2.11. De rechtbank concludeert ten aanzien van de toedeling aan de [belanghebbende sub 1] (met een huiskavel en 1 veldkavel) volgens wijzigingsvoorstel 2 dat deze, in het licht van de uitgangspunten voor de ruilverkaveling afgezet tegen de inbreng (te weten een huiskavel en 4 veldkavels) alleszins als een goede en deugdelijk onderbouwde toedeling moet worden aangemerkt. Daarbij is sprake van een overbedeling van 5,2%.
2.12. De [belanghebbende sub 1] maken tegen deze toedeling bezwaar in verband met de afstand naar de oostelijke kavel aan de [straat B]. Voorts beroepen zij zich op de afstand naar de "over te nemen" toedeling van [belanghebbende sub 5] aan de [straat A] voor het verkrijgen daarvan. Naar het de rechtbank voorkomt, zal eerstbedoelde afstand niet wezenlijk afwijken van de in de inbrengsituatie geldende afstand tot de verste veldkavel. De vervolgens bedoelde afstand zal inderdaad kort zijn, maar dat geldt overigens niet als verbetering ten opzichte van de inbrengsituatie. In beide gevallen miskennen de [belanghebbende sub 1] echter het (tevens geldende) uitgangspunt voor herverkaveling, dat concentratie van kavels vóór afstandsverkorting gaat.

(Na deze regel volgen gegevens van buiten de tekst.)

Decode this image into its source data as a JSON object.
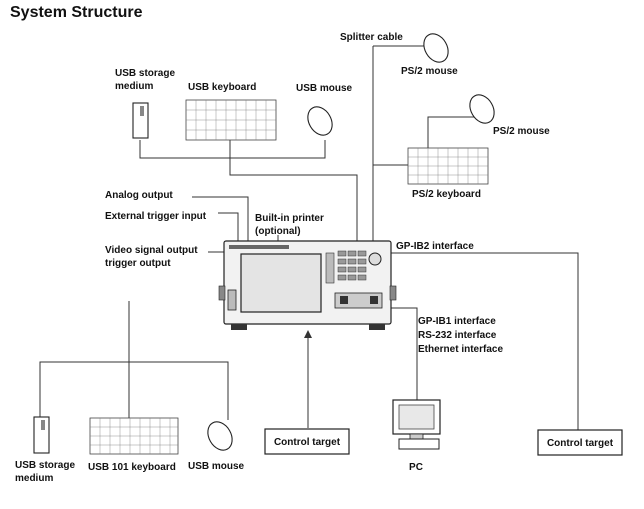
{
  "title": "System Structure",
  "labels": {
    "splitter_cable": "Splitter cable",
    "ps2_mouse_top": "PS/2 mouse",
    "ps2_mouse_mid": "PS/2 mouse",
    "ps2_keyboard": "PS/2 keyboard",
    "usb_storage_top_1": "USB storage",
    "usb_storage_top_2": "medium",
    "usb_keyboard_top": "USB keyboard",
    "usb_mouse_top": "USB mouse",
    "analog_output": "Analog output",
    "external_trigger_input": "External trigger input",
    "builtin_printer_1": "Built-in printer",
    "builtin_printer_2": "(optional)",
    "video_signal_output": "Video signal output",
    "trigger_output": "trigger output",
    "gpib2": "GP-IB2 interface",
    "gpib1": "GP-IB1 interface",
    "rs232": "RS-232 interface",
    "ethernet": "Ethernet interface",
    "usb_storage_bottom_1": "USB storage",
    "usb_storage_bottom_2": "medium",
    "usb_101_keyboard": "USB 101 keyboard",
    "usb_mouse_bottom": "USB mouse",
    "control_target_left": "Control target",
    "control_target_right": "Control target",
    "pc": "PC"
  }
}
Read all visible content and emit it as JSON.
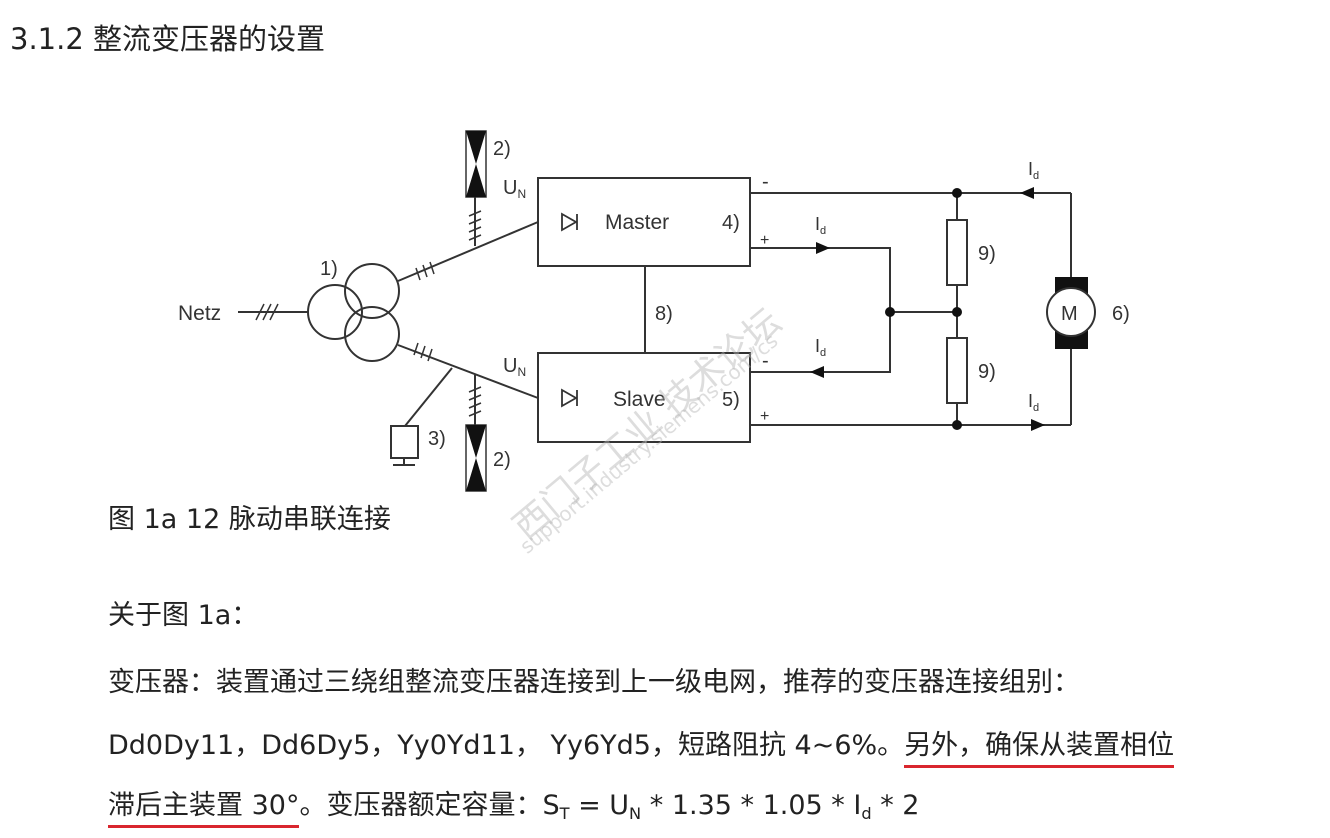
{
  "heading": "3.1.2  整流变压器的设置",
  "diagram": {
    "netz": "Netz",
    "master": "Master",
    "slave": "Slave",
    "un": "U",
    "un_sub": "N",
    "id": "I",
    "id_sub": "d",
    "minus": "-",
    "plus": "+",
    "motor": "M",
    "labels": {
      "transformer": "1)",
      "arrester": "2)",
      "device3": "3)",
      "master": "4)",
      "slave": "5)",
      "motor": "6)",
      "link": "8)",
      "resistor": "9)"
    }
  },
  "caption": "图 1a 12 脉动串联连接",
  "watermark": {
    "line1": "西门子工业 技术论坛",
    "line2": "support.industry.siemens.com/cs"
  },
  "paragraphs": {
    "p1": "关于图 1a：",
    "p2": "变压器：装置通过三绕组整流变压器连接到上一级电网，推荐的变压器连接组别：",
    "p3_a": "Dd0Dy11，Dd6Dy5，Yy0Yd11， Yy6Yd5，短路阻抗 4~6%。",
    "p3_b": "另外，确保从装置相位",
    "p4_a": "滞后主装置 30°",
    "p4_b": "。变压器额定容量：S",
    "p4_s1": "T",
    "p4_c": " = U",
    "p4_s2": "N",
    "p4_d": " * 1.35 * 1.05 * I",
    "p4_s3": "d",
    "p4_e": " * 2"
  },
  "colors": {
    "underline": "#d9262e"
  }
}
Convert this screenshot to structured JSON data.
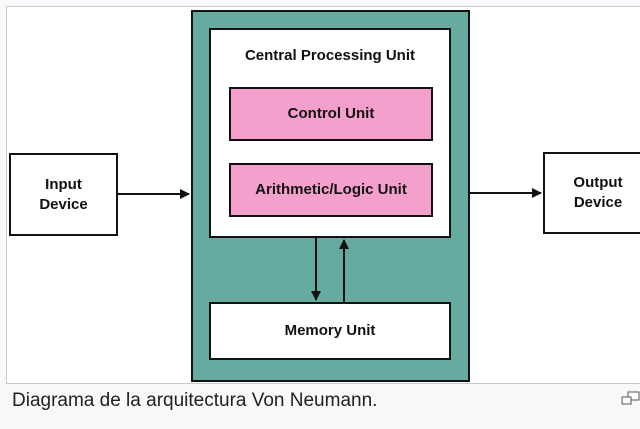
{
  "diagram": {
    "cpu_title": "Central Processing Unit",
    "control_unit": "Control Unit",
    "alu": "Arithmetic/Logic Unit",
    "memory_unit": "Memory Unit",
    "input_device": "Input\nDevice",
    "output_device": "Output\nDevice"
  },
  "colors": {
    "cpu_outer": "#66aaa0",
    "unit_fill": "#f59fcc",
    "box_fill": "#ffffff",
    "stroke": "#111111"
  },
  "caption": {
    "text": "Diagrama de la arquitectura Von Neumann."
  },
  "icons": {
    "enlarge": "magnify-clip-icon"
  }
}
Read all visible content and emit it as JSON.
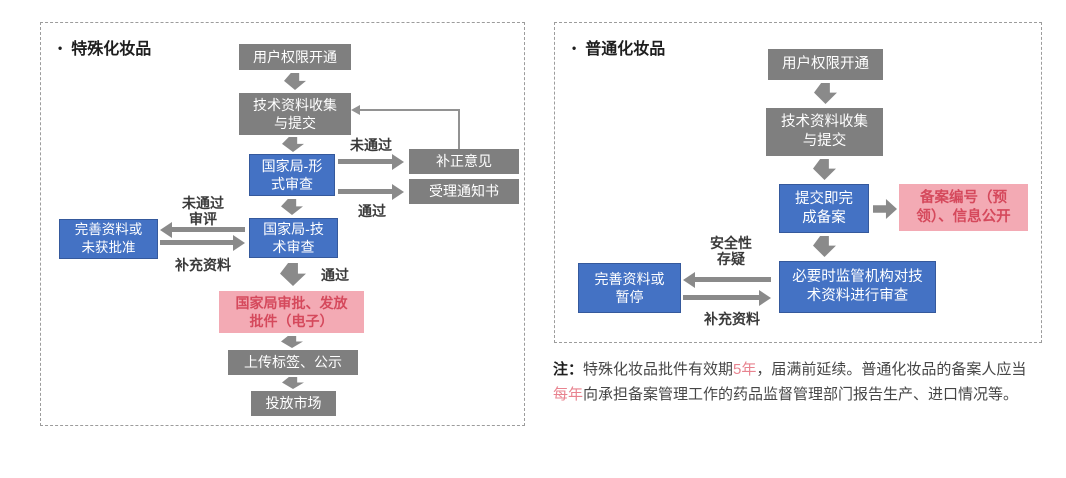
{
  "colors": {
    "box_gray": "#7f7f7f",
    "box_blue": "#4472c4",
    "box_pink_bg": "#f3aab4",
    "box_pink_text": "#d5495c",
    "arrow_gray": "#8a8a8a",
    "note_highlight": "#e8838f"
  },
  "left_panel": {
    "bullet": "•",
    "title": "特殊化妆品",
    "nodes": {
      "user_permission": "用户权限开通",
      "tech_data": "技术资料收集\n与提交",
      "formal_review": "国家局-形\n式审查",
      "technical_review": "国家局-技\n术审查",
      "correction_opinion": "补正意见",
      "acceptance_notice": "受理通知书",
      "improve_or_rejected": "完善资料或\n未获批准",
      "approval_certificate": "国家局审批、发放\n批件（电子）",
      "upload_label": "上传标签、公示",
      "market_launch": "投放市场"
    },
    "labels": {
      "not_passed": "未通过",
      "passed": "通过",
      "not_passed_review": "未通过\n审评",
      "supplement": "补充资料",
      "passed_final": "通过"
    }
  },
  "right_panel": {
    "bullet": "•",
    "title": "普通化妆品",
    "nodes": {
      "user_permission": "用户权限开通",
      "tech_data": "技术资料收集\n与提交",
      "submit_filing": "提交即完\n成备案",
      "filing_number": "备案编号（预\n领）、信息公开",
      "regulator_review": "必要时监管机构对技\n术资料进行审查",
      "improve_or_pause": "完善资料或\n暂停"
    },
    "labels": {
      "safety_doubt": "安全性\n存疑",
      "supplement": "补充资料"
    }
  },
  "note": {
    "prefix": "注：",
    "seg1": "特殊化妆品批件有效期",
    "hl1": "5年",
    "seg2": "，届满前延续。普通化妆品的备案人应当",
    "hl2": "每年",
    "seg3": "向承担备案管理工作的药品监督管理部门报告生产、进口情况等。"
  }
}
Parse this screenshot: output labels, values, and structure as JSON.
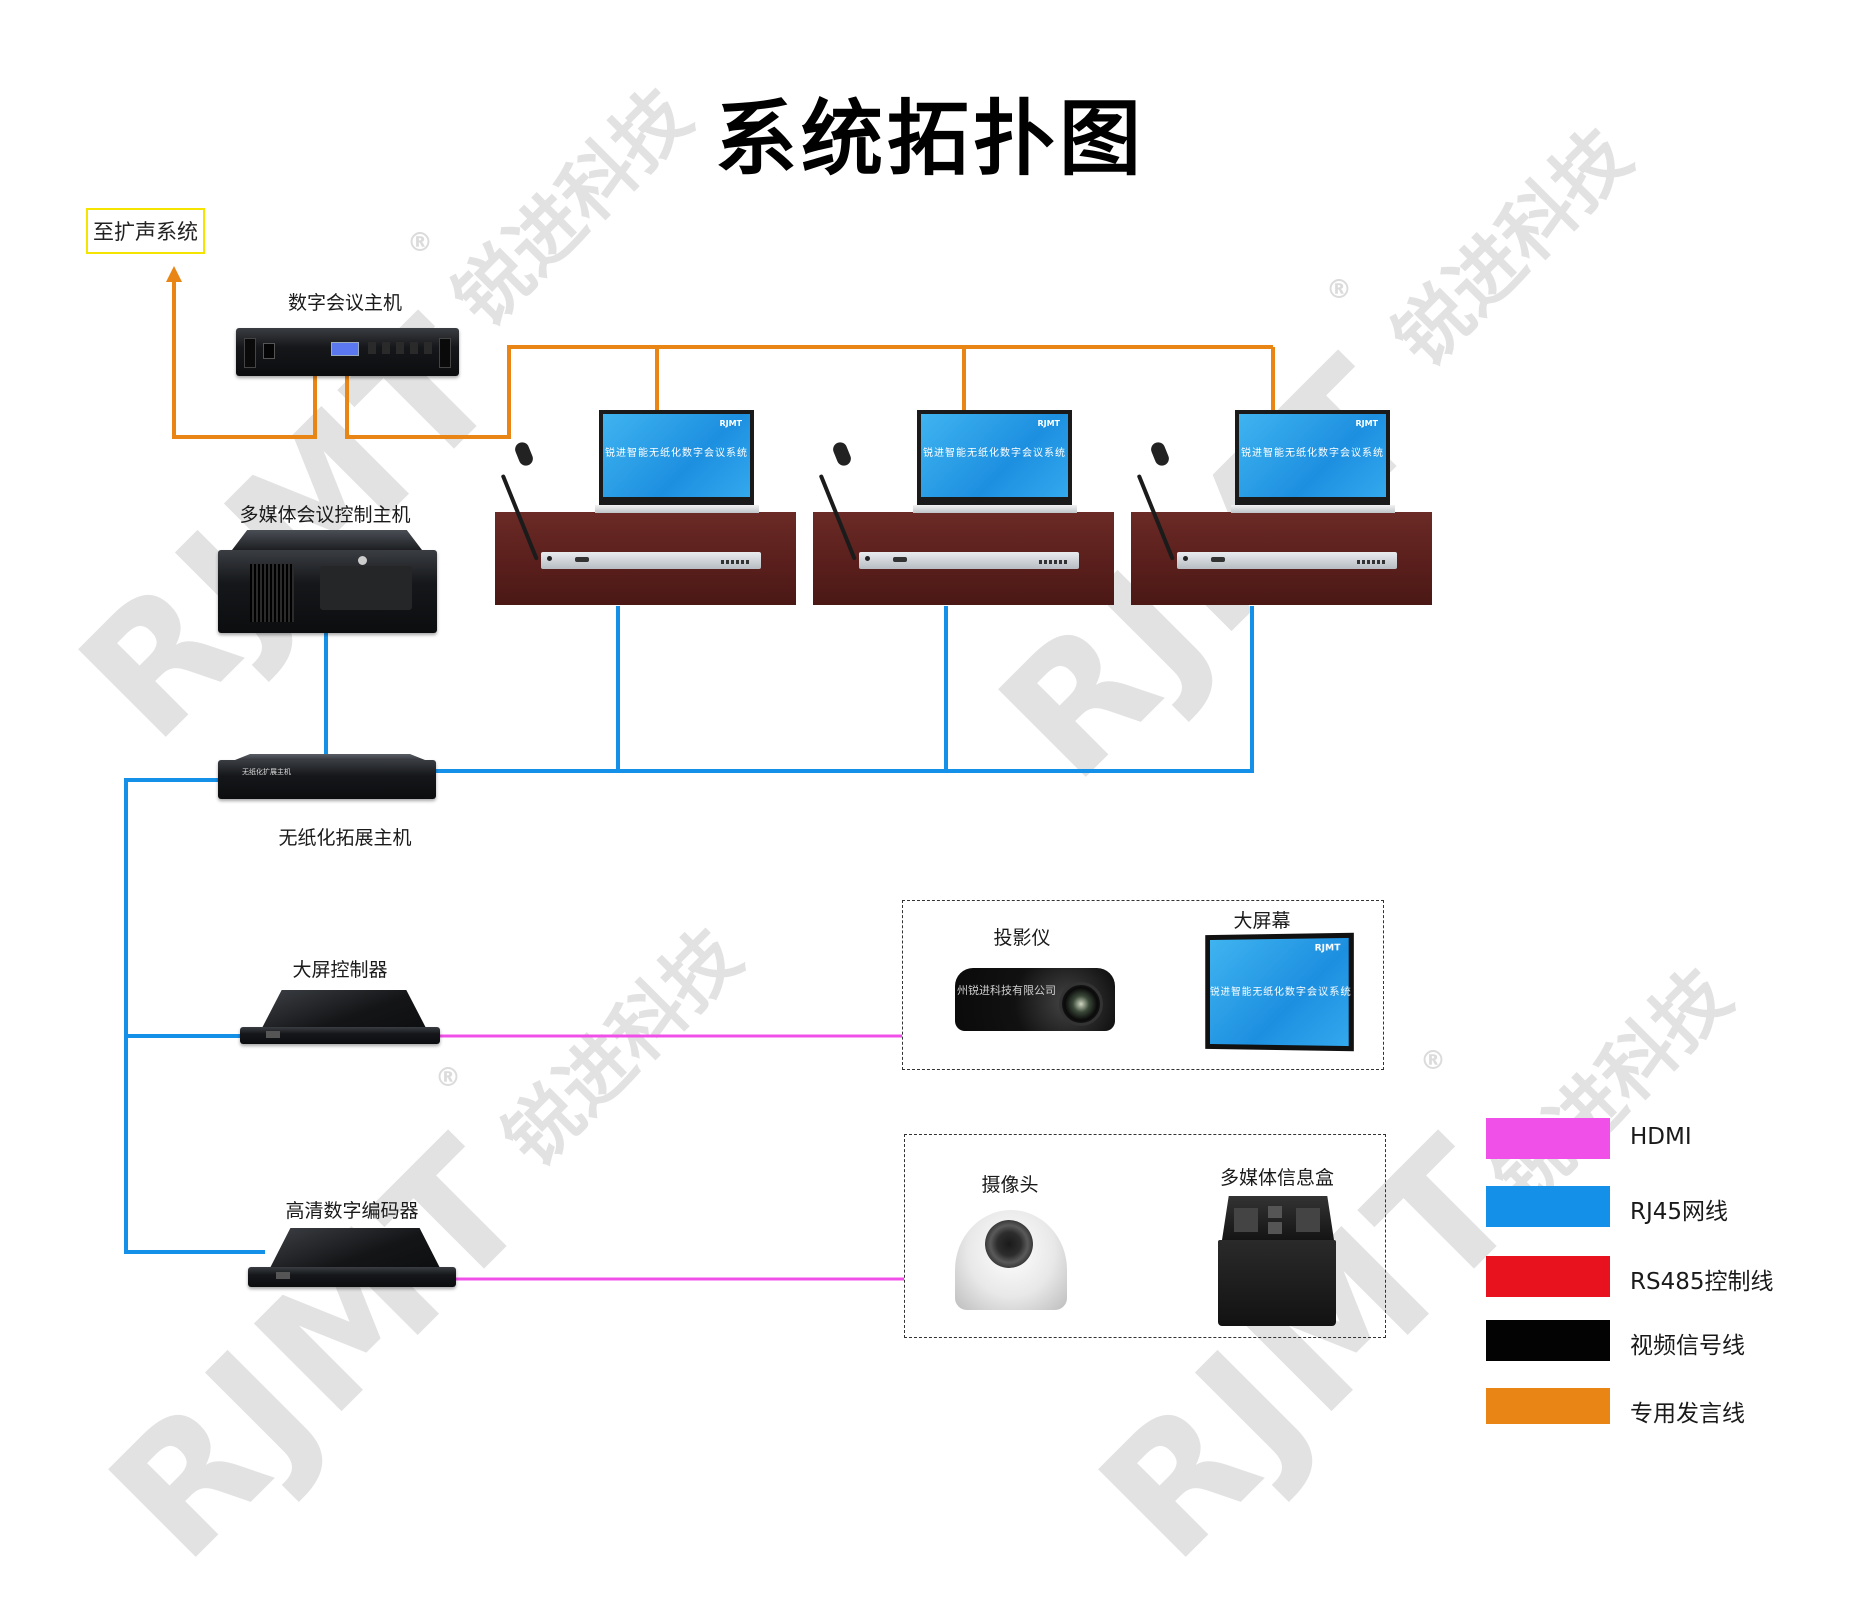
{
  "title": "系统拓扑图",
  "callout": {
    "label": "至扩声系统"
  },
  "devices": {
    "digital_host": {
      "label": "数字会议主机"
    },
    "multimedia_host": {
      "label": "多媒体会议控制主机"
    },
    "expansion_host": {
      "label": "无纸化拓展主机",
      "panel_text": "无纸化扩展主机"
    },
    "screen_controller": {
      "label": "大屏控制器"
    },
    "hd_encoder": {
      "label": "高清数字编码器"
    },
    "projector": {
      "label": "投影仪",
      "overlay_text": "州锐进科技有限公司"
    },
    "big_screen": {
      "label": "大屏幕"
    },
    "camera": {
      "label": "摄像头"
    },
    "media_box": {
      "label": "多媒体信息盒"
    }
  },
  "desk_units": [
    {
      "screen_title": "锐进智能无纸化数字会议系统",
      "brand": "RJMT"
    },
    {
      "screen_title": "锐进智能无纸化数字会议系统",
      "brand": "RJMT"
    },
    {
      "screen_title": "锐进智能无纸化数字会议系统",
      "brand": "RJMT"
    }
  ],
  "big_screen_display": {
    "screen_title": "锐进智能无纸化数字会议系统",
    "brand": "RJMT"
  },
  "legend": [
    {
      "label": "HDMI",
      "color": "#f050e8"
    },
    {
      "label": "RJ45网线",
      "color": "#1590e8"
    },
    {
      "label": "RS485控制线",
      "color": "#e8111e"
    },
    {
      "label": "视频信号线",
      "color": "#030303"
    },
    {
      "label": "专用发言线",
      "color": "#e88514"
    }
  ],
  "line_colors": {
    "hdmi": "#f050e8",
    "rj45": "#1590e8",
    "speech": "#e88514"
  },
  "watermark": {
    "cn": "锐进科技",
    "en": "RJMT",
    "reg": "®"
  }
}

Volgens de alternatieven van [verzoeker] en de [belanghebbende sub 1] houdt de toedeling een huiskavel en 2 veldkavels in.
2.13. De vorenstaande overwegingen leiden de rechtbank tot de slotsom dat het ruilplan moet worden gewijzigd overeenkomstig wijzigingsvoorstel 2 van de uitvoeringscommissie.
2.14. In verband met de gegrondverklaring van het beroep van [verzoeker], als uitgesproken bij vonnis van 19 augustus 2011, zal de uitvoeringscommissie worden veroordeeld in de kosten van deze procedure, aan de zijde van [verzoeker] tot op heden begroot op EUR 263,00 aan griffierecht en EUR 1.808,00 aan kosten advocaat (4 punten x tarief EUR 452,00), alsmede in de kosten van de deskundige.
3. De beslissing
De rechtbank
3.1. bepaalt dat het ruilplan wordt gewijzigd overeenkomstig het Wijzigingsvoorstel [belanghebbende sub 5], als vervat in kaartbijlage 2 en bijlage 2, die aan deze beschikking zijn gehecht,
3.2. veroordeelt de uitvoeringscommissie in de kosten van deze procedure, aan de zijde van [verzoeker] tot op heden begroot op EUR 2.071,00, alsmede in de kosten van de deskundige ad EUR 1.618,40,
3.3. bepaalt dat de griffier aan de uitvoeringscommissie in verband met het door haar ten behoeve van de deskundige gestorte voorschot ad EUR 1.785,00 een bedrag van EUR 166,60 terugbetaalt.
Deze beschikking is gegeven door mr. H.C. Moorman, mr. M.H.S. Lebens-de Mug en mr. W.J.B. Cornelissen en in het openbaar uitgesproken op 12 december 2012.